As illustrated in this review, various epigenetic mechanisms are at work in maintaining genome stability. Epigenetic systems regulate centromere organization to ensure proper chromosome segregation during cell division, and their loss can upset genomic integrity and lead to chromosomal abnormalities and cell death (Barra and Fachinetti 2018). Without the correct epigenetic mediators, telomeres can shorten, or lose their ability to protect chromosome ends (Booth and Brunet 2016; Maciejowski and de Lange 2017; O'Sullivan and Karlseder 2010). Without the epigenetic mechanisms controlling their activity, TEs can cause genomic instability by disrupting essential genes, introducing DNA DSBs, and promoting errors during DNA replication, DNA repair, and homologous recombination (Klein and O'Neill 2018). Epigenetic mechanisms also are essential regulators of the DNA repair pathways that are core to maintaining genome stability in the face of DNA damage, and likely contribute to other pathways contributing to genome stability as well (Dabin et al. 2016). Thus, epigenetic mechanisms are an integral part of the complex web of pathways used to ensure genome stability.

While the basic fact of the involvement of epigenetic systems in the regulation of genome stability is well-established, details for many pathways are still lacking and are areas of active research. Epigenetic mechanisms likely will play many additional roles in the gene regulatory pathways that control the expression of the large variety of proteins and transcripts that contribute to genome stability. In addition, there is an interesting but currently limited body of research looking into the question of how the epigenome, in particular, chromatin structure influences the mutational landscape. These studies indicate that mutation rates differ between regions of the genome with well-positioned nucleosomes and regions that are nucleosome-free, with nucleosomal DNA surprisingly showing higher levels of substitutions and regions of DNA typically found in the linker between nucleosomes (Warnecke et al. 2008; Washietl et al. 2008). Additionally, there is some data suggesting that not all nucleosomes impact substitution rates equally and that the histone modifications present on a particular nucleosome might affect mutation rates (Prendergast and Semple 2011; Tolstorukov et al. 2011). The question of how chromatin structure impacts the mutations that occur and the efficiency of the DNA repair pathways is highly relevant and ripe for further exploration.

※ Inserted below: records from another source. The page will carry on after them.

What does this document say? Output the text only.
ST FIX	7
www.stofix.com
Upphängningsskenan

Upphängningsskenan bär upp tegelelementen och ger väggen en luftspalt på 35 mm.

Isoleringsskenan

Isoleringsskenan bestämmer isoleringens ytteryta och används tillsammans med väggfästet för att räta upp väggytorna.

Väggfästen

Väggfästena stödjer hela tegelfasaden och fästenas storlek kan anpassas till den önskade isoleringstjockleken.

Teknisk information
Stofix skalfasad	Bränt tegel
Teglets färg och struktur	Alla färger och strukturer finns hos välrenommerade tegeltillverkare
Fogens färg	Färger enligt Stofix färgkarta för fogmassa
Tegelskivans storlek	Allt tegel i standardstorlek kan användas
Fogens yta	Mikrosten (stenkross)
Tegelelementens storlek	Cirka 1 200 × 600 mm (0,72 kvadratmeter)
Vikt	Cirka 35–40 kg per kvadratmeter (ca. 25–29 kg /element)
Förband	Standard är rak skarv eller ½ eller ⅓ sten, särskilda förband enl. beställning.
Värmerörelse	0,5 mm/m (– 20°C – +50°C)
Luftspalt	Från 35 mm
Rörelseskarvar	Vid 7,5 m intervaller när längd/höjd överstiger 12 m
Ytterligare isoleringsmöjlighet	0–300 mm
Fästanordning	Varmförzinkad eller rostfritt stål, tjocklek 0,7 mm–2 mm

In addition, studies using a comparative approach are likely to shed more light onto the connections between epigenetic mechanisms and genome stability. The progress in sequencing technologies and the drop in cost have made genomics and epigenomics studies possible in any species of interest. The resulting increase in datasets from a large variety of species has led, for example, to the realization that not all species use CenH3 to determine centromere identity (Akiyoshi and Gull 2014; Berriman et al. 2005; Drinnenberg et al. 2014) and raises the question of how the centromere works in these species. Experiences like this one suggest that there are many more novel links between epigenetics and genome stability awaiting their discovery. Especially histone variants, telomere structure, and centromeres are promising areas of further research, because the variation present among well-characterized species suggests that more is likely to be found once a wider range of species is considered.